The open-source llama.cpp project, known for running large language models efficiently on consumer hardware, has tagged version b9360. The key change is a fix in `common` code that renames all environment variables to use a consistent `LLAMA_ARG_` prefix (merge #23778). This reduces confusion and potential conflicts when configuring models. The release also expands platform coverage significantly.

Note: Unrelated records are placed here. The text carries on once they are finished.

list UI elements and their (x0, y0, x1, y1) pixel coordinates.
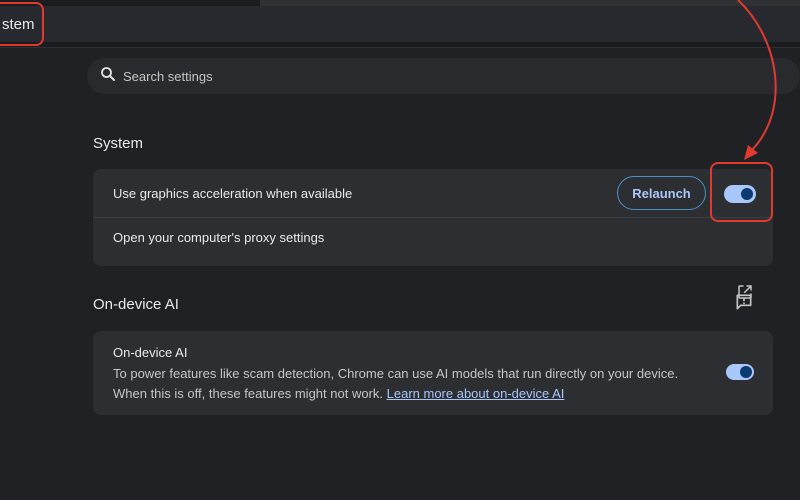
graphics-acceleration-label: Use graphics acceleration when available (113, 185, 353, 201)
search-icon (99, 65, 117, 88)
sidebar-item-system[interactable]: stem (0, 2, 44, 46)
proxy-settings-row[interactable]: Open your computer's proxy settings (93, 218, 773, 299)
annotation-highlight-box (710, 162, 773, 222)
system-card: Use graphics acceleration when available… (93, 169, 773, 299)
relaunch-button[interactable]: Relaunch (617, 176, 706, 210)
toolbar (0, 6, 800, 42)
proxy-settings-label: Open your computer's proxy settings (113, 230, 325, 245)
on-device-ai-description: To power features like scam detection, C… (113, 364, 703, 404)
toggle-knob (740, 366, 752, 378)
sidebar-item-label: stem (2, 15, 35, 33)
search-input[interactable] (123, 68, 523, 84)
graphics-acceleration-row: Use graphics acceleration when available… (93, 169, 773, 217)
on-device-ai-card: On-device AI To power features like scam… (93, 331, 773, 415)
on-device-ai-toggle[interactable] (726, 364, 754, 380)
section-title-system: System (93, 135, 144, 152)
feedback-icon[interactable] (734, 292, 754, 312)
section-title-on-device-ai: On-device AI (93, 296, 179, 313)
top-bar (0, 0, 800, 48)
on-device-ai-title: On-device AI (113, 345, 188, 360)
learn-more-link[interactable]: Learn more about on-device AI (387, 386, 565, 401)
search-bar[interactable] (87, 58, 800, 94)
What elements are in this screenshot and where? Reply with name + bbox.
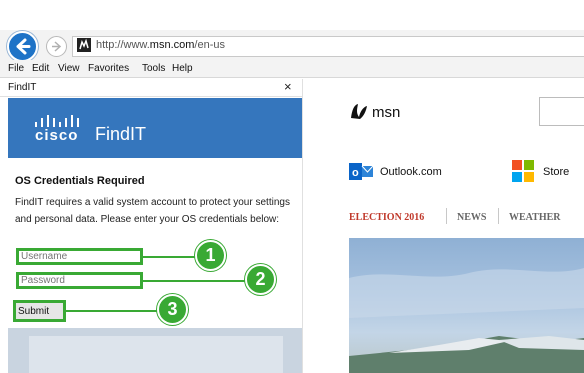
- url-suffix: /en-us: [194, 39, 225, 51]
- hero-landscape-graphic: [349, 268, 584, 373]
- menu-edit[interactable]: Edit: [32, 63, 49, 74]
- username-field[interactable]: [16, 248, 143, 265]
- back-arrow-icon: [16, 38, 31, 55]
- back-button[interactable]: [7, 31, 38, 62]
- url-domain: msn.com: [149, 39, 195, 51]
- callout-3-line: [66, 310, 157, 312]
- pane-divider: [302, 79, 303, 373]
- side-pane-title: FindIT: [8, 82, 37, 93]
- msn-butterfly-icon[interactable]: [348, 100, 370, 122]
- close-icon[interactable]: ×: [284, 79, 292, 94]
- forward-button[interactable]: [46, 36, 67, 57]
- msn-logo-text[interactable]: msn: [372, 104, 400, 121]
- store-icon[interactable]: [512, 160, 534, 182]
- cisco-wordmark: cisco: [35, 127, 79, 144]
- findit-app-name: FindIT: [95, 124, 147, 144]
- menu-file[interactable]: File: [8, 63, 24, 74]
- browser-window: http://www.msn.com/en-us File Edit View …: [0, 0, 584, 373]
- callout-2-line: [143, 280, 245, 282]
- nav-election-2016[interactable]: ELECTION 2016: [349, 212, 424, 223]
- findit-footer-panel: [29, 336, 283, 373]
- nav-separator: [498, 208, 499, 224]
- url-prefix: http://www.: [96, 39, 150, 51]
- side-pane-titlebar: [0, 79, 303, 97]
- site-favicon-icon: [77, 38, 91, 52]
- callout-3-badge: 3: [157, 294, 188, 325]
- nav-separator: [446, 208, 447, 224]
- password-field[interactable]: [16, 272, 143, 289]
- credentials-heading: OS Credentials Required: [15, 175, 145, 187]
- menu-favorites[interactable]: Favorites: [88, 63, 129, 74]
- menu-view[interactable]: View: [58, 63, 80, 74]
- callout-2-badge: 2: [245, 264, 276, 295]
- callout-1-badge: 1: [195, 240, 226, 271]
- outlook-icon[interactable]: o: [349, 163, 373, 180]
- hero-image[interactable]: [349, 238, 584, 373]
- nav-weather[interactable]: WEATHER: [509, 212, 561, 223]
- forward-arrow-icon: [52, 41, 62, 52]
- menu-tools[interactable]: Tools: [142, 63, 165, 74]
- credentials-description: FindIT requires a valid system account t…: [15, 197, 290, 225]
- nav-news[interactable]: NEWS: [457, 212, 486, 223]
- store-link[interactable]: Store: [543, 166, 569, 178]
- menu-help[interactable]: Help: [172, 63, 193, 74]
- url-text[interactable]: http://www.msn.com/en-us: [96, 39, 225, 51]
- callout-1-line: [143, 256, 195, 258]
- outlook-link[interactable]: Outlook.com: [380, 166, 442, 178]
- msn-search-input[interactable]: [539, 97, 584, 126]
- cisco-logo: cisco: [34, 115, 84, 147]
- submit-button[interactable]: Submit: [13, 300, 66, 322]
- svg-text:o: o: [352, 167, 359, 179]
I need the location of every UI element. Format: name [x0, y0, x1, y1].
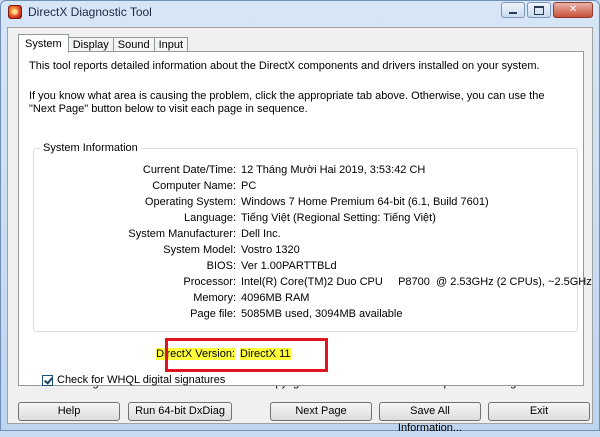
- info-label: Page file:: [190, 308, 236, 320]
- window-title: DirectX Diagnostic Tool: [28, 5, 152, 19]
- info-label: Language:: [184, 212, 236, 224]
- info-row-memory: Memory: 4096MB RAM: [34, 292, 574, 305]
- info-value: Dell Inc.: [241, 228, 281, 240]
- info-label: BIOS:: [206, 260, 236, 272]
- info-value: Vostro 1320: [241, 244, 300, 256]
- save-all-information-button[interactable]: Save All Information...: [379, 402, 481, 434]
- exit-button[interactable]: Exit: [488, 402, 590, 421]
- whql-checkbox[interactable]: [42, 374, 53, 386]
- close-icon: ✕: [568, 4, 578, 15]
- info-row-bios: BIOS: Ver 1.00PARTTBLd: [34, 260, 574, 273]
- title-bar[interactable]: DirectX Diagnostic Tool ✕: [1, 1, 599, 23]
- tab-system[interactable]: System: [18, 34, 69, 53]
- intro-text: This tool reports detailed information a…: [29, 60, 540, 72]
- info-value: Intel(R) Core(TM)2 Duo CPU P8700 @ 2.53G…: [241, 276, 592, 288]
- info-label: Computer Name:: [152, 180, 236, 192]
- maximize-button[interactable]: [527, 2, 551, 18]
- info-value: Ver 1.00PARTTBLd: [241, 260, 337, 272]
- info-row-computer-name: Computer Name: PC: [34, 180, 574, 193]
- info-value: PC: [241, 180, 257, 192]
- info-row-system-manufacturer: System Manufacturer: Dell Inc.: [34, 228, 574, 241]
- info-value: 5085MB used, 3094MB available: [241, 308, 403, 320]
- info-label: Processor:: [183, 276, 236, 288]
- info-label: System Manufacturer:: [128, 228, 236, 240]
- system-information-group: System Information Current Date/Time: 12…: [33, 142, 592, 332]
- info-row-operating-system: Operating System: Windows 7 Home Premium…: [34, 196, 574, 209]
- info-row-processor: Processor: Intel(R) Core(TM)2 Duo CPU P8…: [34, 276, 591, 289]
- whql-checkbox-label: Check for WHQL digital signatures: [57, 374, 226, 386]
- info-row-page-file: Page file: 5085MB used, 3094MB available: [34, 308, 574, 321]
- directx-app-icon: [8, 5, 22, 19]
- info-value: Tiếng Việt (Regional Setting: Tiếng Việt…: [241, 212, 436, 224]
- info-value: 4096MB RAM: [241, 292, 310, 304]
- system-tab-panel: This tool reports detailed information a…: [18, 51, 592, 386]
- maximize-icon: [534, 5, 544, 15]
- intro-instructions: If you know what area is causing the pro…: [29, 90, 545, 115]
- annotation-highlight-box: [165, 338, 328, 372]
- info-row-datetime: Current Date/Time: 12 Tháng Mười Hai 201…: [34, 164, 574, 177]
- window-controls: ✕: [501, 2, 593, 18]
- help-button[interactable]: Help: [18, 402, 120, 421]
- info-row-language: Language: Tiếng Việt (Regional Setting: …: [34, 212, 574, 225]
- info-label: Operating System:: [144, 196, 236, 208]
- next-page-button[interactable]: Next Page: [270, 402, 372, 421]
- close-button[interactable]: ✕: [553, 2, 593, 18]
- info-label: System Model:: [163, 244, 236, 256]
- dialog-client-area: System Display Sound Input This tool rep…: [7, 27, 593, 434]
- info-value: 12 Tháng Mười Hai 2019, 3:53:42 CH: [241, 164, 426, 176]
- info-label: Current Date/Time:: [142, 164, 236, 176]
- run-64bit-dxdiag-button[interactable]: Run 64-bit DxDiag: [128, 402, 232, 421]
- tab-strip: System Display Sound Input: [18, 34, 189, 53]
- minimize-button[interactable]: [501, 2, 525, 18]
- info-value: Windows 7 Home Premium 64-bit (6.1, Buil…: [241, 196, 489, 208]
- whql-checkbox-row[interactable]: Check for WHQL digital signatures: [42, 374, 225, 386]
- button-row: Help Run 64-bit DxDiag Next Page Save Al…: [18, 402, 590, 434]
- dxdiag-window: DirectX Diagnostic Tool ✕ System Display…: [0, 0, 600, 434]
- group-title: System Information: [40, 142, 141, 154]
- minimize-icon: [509, 12, 517, 14]
- info-label: Memory:: [193, 292, 236, 304]
- info-row-system-model: System Model: Vostro 1320: [34, 244, 574, 257]
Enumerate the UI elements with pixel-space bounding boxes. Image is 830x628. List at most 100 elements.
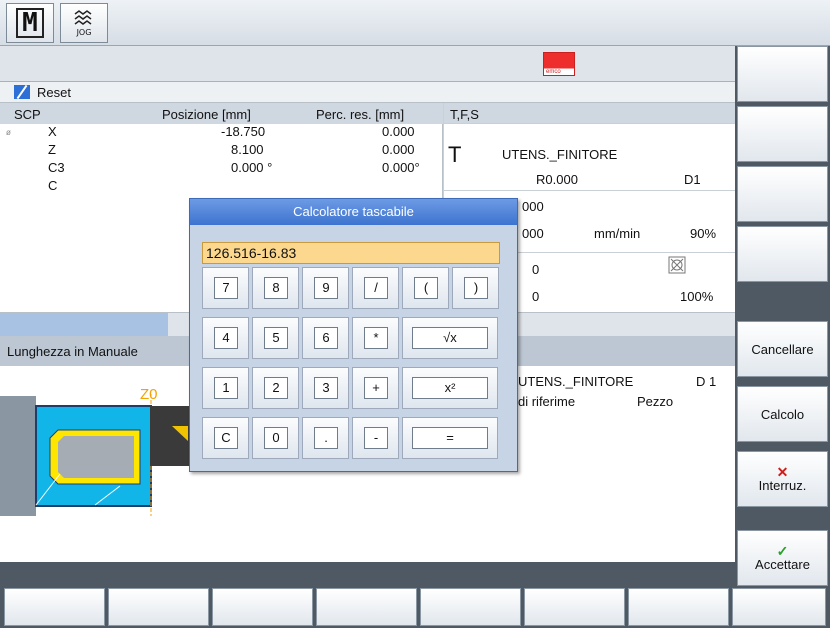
key-label: ) <box>464 277 488 299</box>
calculate-button[interactable]: Calcolo <box>737 386 828 442</box>
key-3[interactable]: 3 <box>302 367 349 409</box>
axis-row: Z 8.100 0.000 <box>0 142 443 159</box>
calculator-dialog: Calcolatore tascabile 126.516-16.83 7 8 … <box>189 198 518 472</box>
cancel-label: Interruz. <box>758 477 807 493</box>
key-label: + <box>364 377 388 399</box>
key-label: 1 <box>214 377 238 399</box>
tool-name: UTENS._FINITORE <box>518 374 634 389</box>
key-label: √x <box>412 327 488 349</box>
spindle-override: 100% <box>680 289 714 304</box>
delete-button[interactable]: Cancellare <box>737 321 828 377</box>
tool-letter: T <box>448 142 462 167</box>
key-label: 4 <box>214 327 238 349</box>
key-5[interactable]: 5 <box>252 317 299 359</box>
key-clear[interactable]: C <box>202 417 249 459</box>
key-1[interactable]: 1 <box>202 367 249 409</box>
spindle-value-2: 0 <box>532 289 540 304</box>
key-minus[interactable]: - <box>352 417 399 459</box>
softkey-h3[interactable] <box>212 588 313 626</box>
jog-icon <box>74 9 92 25</box>
key-multiply[interactable]: * <box>352 317 399 359</box>
axis-marker-icon: ø <box>6 128 11 137</box>
calculate-label: Calcolo <box>760 406 805 422</box>
key-label: - <box>364 427 388 449</box>
key-label: / <box>364 277 388 299</box>
key-label: 8 <box>264 277 288 299</box>
softkey-r3[interactable] <box>737 166 828 222</box>
key-0[interactable]: 0 <box>252 417 299 459</box>
machine-icon: M <box>16 8 44 38</box>
tool-d: D 1 <box>696 374 717 389</box>
key-divide[interactable]: / <box>352 267 399 309</box>
delete-label: Cancellare <box>751 341 814 357</box>
softkey-r4[interactable] <box>737 226 828 282</box>
softkey-r2[interactable] <box>737 106 828 162</box>
cancel-icon: ✕ <box>776 463 789 480</box>
axis-position: 0.000 ° <box>231 160 273 175</box>
machine-mode-button[interactable]: M <box>6 3 54 43</box>
axis-residual: 0.000° <box>382 160 420 175</box>
calculator-title: Calcolatore tascabile <box>190 199 517 225</box>
softkey-r1[interactable] <box>737 46 828 102</box>
key-7[interactable]: 7 <box>202 267 249 309</box>
key-4[interactable]: 4 <box>202 317 249 359</box>
jog-button[interactable]: JOG <box>60 3 108 43</box>
accept-icon: ✓ <box>776 542 789 559</box>
key-label: 0 <box>264 427 288 449</box>
key-plus[interactable]: + <box>352 367 399 409</box>
reset-icon <box>14 85 30 99</box>
status-strip: emco <box>0 46 735 82</box>
reset-label: Reset <box>37 85 71 100</box>
feed-value-1: 000 <box>522 199 544 214</box>
softkey-h4[interactable] <box>316 588 417 626</box>
key-label: 3 <box>314 377 338 399</box>
footer-band <box>0 562 735 586</box>
accept-label: Accettare <box>755 556 810 572</box>
key-label: 9 <box>314 277 338 299</box>
key-9[interactable]: 9 <box>302 267 349 309</box>
axis-position: 8.100 <box>231 142 264 157</box>
brand-logo: emco <box>543 52 575 76</box>
axis-name: X <box>48 124 57 139</box>
softkey-h1[interactable] <box>4 588 105 626</box>
key-label: 2 <box>264 377 288 399</box>
workpiece-label: Pezzo <box>637 394 674 409</box>
key-8[interactable]: 8 <box>252 267 299 309</box>
key-label: . <box>314 427 338 449</box>
accept-button[interactable]: ✓ Accettare <box>737 530 828 586</box>
axis-position: -18.750 <box>221 124 266 139</box>
axis-name: C <box>48 178 58 193</box>
axis-name: Z <box>48 142 56 157</box>
softkey-h7[interactable] <box>628 588 729 626</box>
scp-header: SCP <box>14 107 41 122</box>
key-sqrt[interactable]: √x <box>402 317 498 359</box>
residual-col-header: Perc. res. [mm] <box>316 107 405 122</box>
tool-d: D1 <box>684 172 701 187</box>
tfs-header-label: T,F,S <box>450 107 479 122</box>
cancel-button[interactable]: ✕ Interruz. <box>737 451 828 507</box>
calculator-input[interactable]: 126.516-16.83 <box>202 242 500 264</box>
softkey-h2[interactable] <box>108 588 209 626</box>
panel-title: Lunghezza in Manuale <box>7 344 138 359</box>
key-2[interactable]: 2 <box>252 367 299 409</box>
softkey-h8[interactable] <box>732 588 826 626</box>
feed-value-2: 000 <box>522 226 544 241</box>
spindle-value-1: 0 <box>532 262 540 277</box>
softkey-h5[interactable] <box>420 588 521 626</box>
jog-label: JOG <box>76 27 92 37</box>
feed-unit: mm/min <box>594 226 641 241</box>
key-close-paren[interactable]: ) <box>452 267 499 309</box>
key-label: 7 <box>214 277 238 299</box>
feed-override: 90% <box>690 226 717 241</box>
key-equals[interactable]: = <box>402 417 498 459</box>
key-square[interactable]: x² <box>402 367 498 409</box>
key-label: x² <box>412 377 488 399</box>
key-open-paren[interactable]: ( <box>402 267 449 309</box>
axis-name: C3 <box>48 160 65 175</box>
key-label: C <box>214 427 238 449</box>
key-decimal[interactable]: . <box>302 417 349 459</box>
key-6[interactable]: 6 <box>302 317 349 359</box>
softkey-h6[interactable] <box>524 588 625 626</box>
right-softkey-bar: Cancellare Calcolo ✕ Interruz. ✓ Accetta… <box>735 46 830 586</box>
spindle-stop-icon <box>668 256 686 274</box>
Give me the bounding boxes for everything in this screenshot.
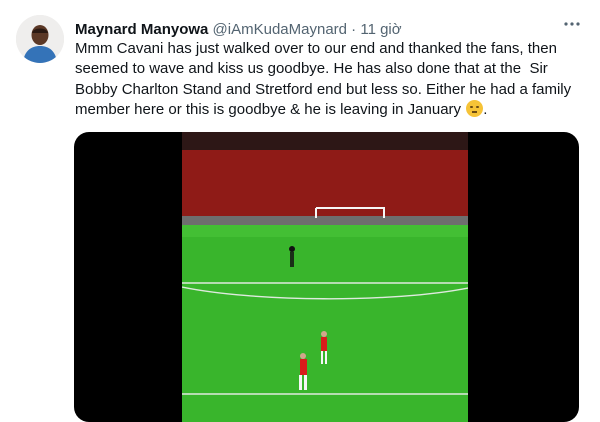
tweet-text-end: .: [483, 100, 488, 118]
more-horizontal-icon[interactable]: [558, 14, 586, 38]
video-frame: [182, 132, 468, 422]
more-icon-graphic: [564, 22, 580, 26]
tweet-text-body: Mmm Cavani has just walked over to our e…: [75, 40, 572, 118]
avatar[interactable]: [16, 15, 64, 63]
tweet: Maynard Manyowa @iAmKudaMaynard · 11 giờ…: [0, 0, 600, 422]
tweet-time[interactable]: 11 giờ: [360, 21, 401, 38]
tweet-header: Maynard Manyowa @iAmKudaMaynard · 11 giờ: [75, 20, 590, 40]
face-with-rolling-eyes-icon: [466, 99, 484, 117]
avatar-image: [16, 15, 64, 63]
tweet-video[interactable]: [74, 132, 579, 422]
tweet-text: Mmm Cavani has just walked over to our e…: [75, 39, 585, 120]
separator-dot: ·: [351, 21, 357, 38]
author-handle[interactable]: @iAmKudaMaynard: [213, 21, 347, 38]
author-name[interactable]: Maynard Manyowa: [75, 21, 208, 38]
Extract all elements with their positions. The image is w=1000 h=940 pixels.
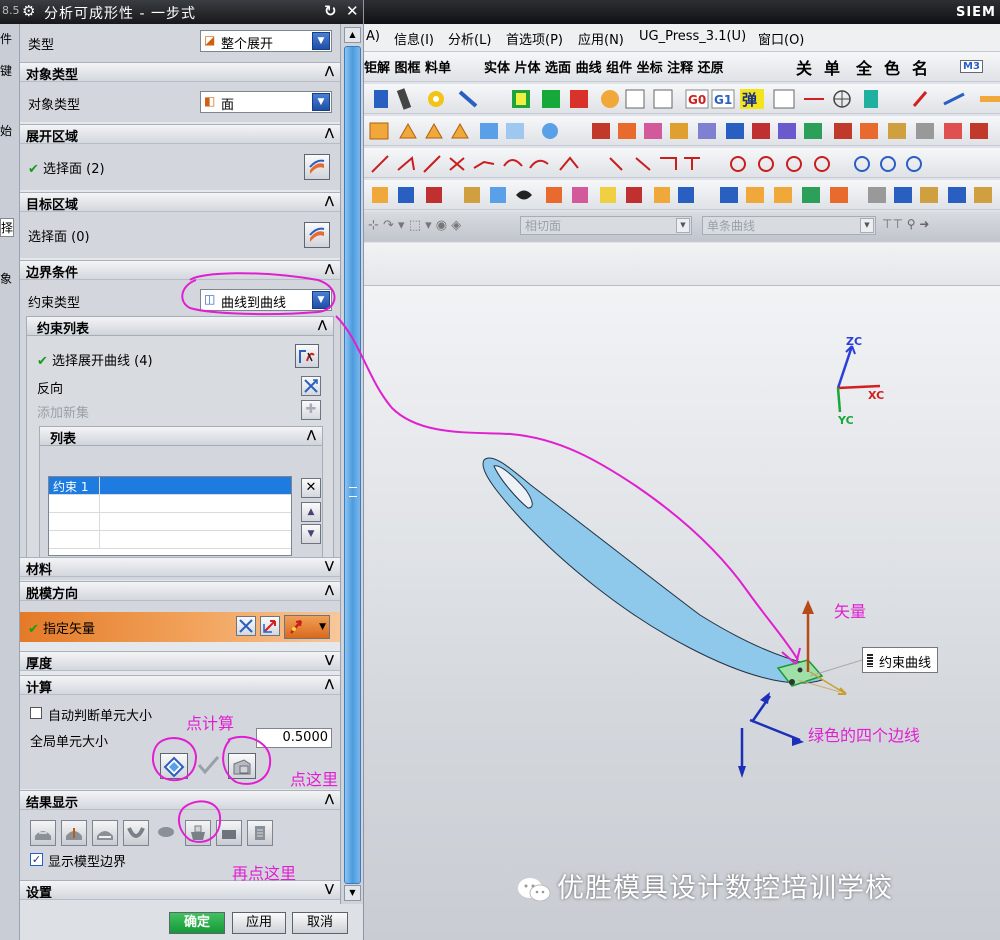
wcs-triad [836, 345, 881, 413]
constraint-curve-tooltip: 约束曲线 [862, 647, 939, 673]
watermark-text: 优胜模具设计数控培训学校 [557, 873, 893, 904]
annotation-click-compute: 点计算 [186, 714, 235, 733]
blue-direction-arrows [740, 695, 801, 774]
wechat-icon [517, 877, 551, 903]
annotation-click-here: 点这里 [290, 770, 339, 789]
annotation-overlay: ZC XC YC [152, 272, 884, 843]
zc-label: ZC [846, 335, 862, 348]
arrow-head-icon [760, 692, 770, 704]
arrow-head-icon [792, 736, 804, 746]
annotation-vector: 矢量 [834, 602, 867, 621]
magenta-markup [152, 272, 801, 843]
xc-label: XC [868, 389, 884, 402]
sheet-part[interactable] [482, 457, 863, 695]
annotation-green-edges: 绿色的四个边线 [808, 726, 921, 745]
annotation-click-here-again: 再点这里 [232, 864, 297, 883]
yc-label: YC [837, 414, 854, 427]
watermark: 优胜模具设计数控培训学校 [517, 866, 893, 905]
arrow-head-icon [738, 766, 746, 778]
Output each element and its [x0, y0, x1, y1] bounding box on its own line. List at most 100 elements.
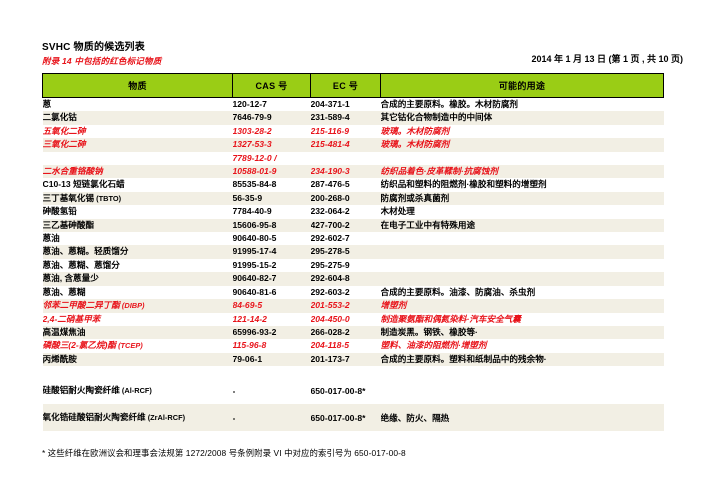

Pre-built binaries are now available for macOS (Apple Silicon with optional KleidiAI acceleration, Intel x64), iOS XCFramework, Linux (x64, arm64, s390x) with Vulkan, ROCm 7.2, OpenVINO, and SYCL (FP32 disabled on x64), Windows (x64 and arm64) with CUDA 12/13, Vulkan, and HIP, plus Android arm64. Notably, builds for openEuler are marked as disabled. This broad support allows developers to deploy llama.cpp on diverse hardware, from edge devices to cloud GPUs.

Key Points
  • Environment variables now standardized with `LLAMA_ARG_` prefix to avoid naming conflicts.
  • New pre-built binaries for 15+ platforms including macOS, Windows, Linux (Vulkan/ROCm/OpenVINO), and Android.
  • Version tag b9360 includes CUDA 12 and 13 DLLs for Windows and experimental KleidiAI support on macOS.

Why It Matters

Simpler configuration and broader deployment options make llama.cpp more accessible for production AI inference across devices.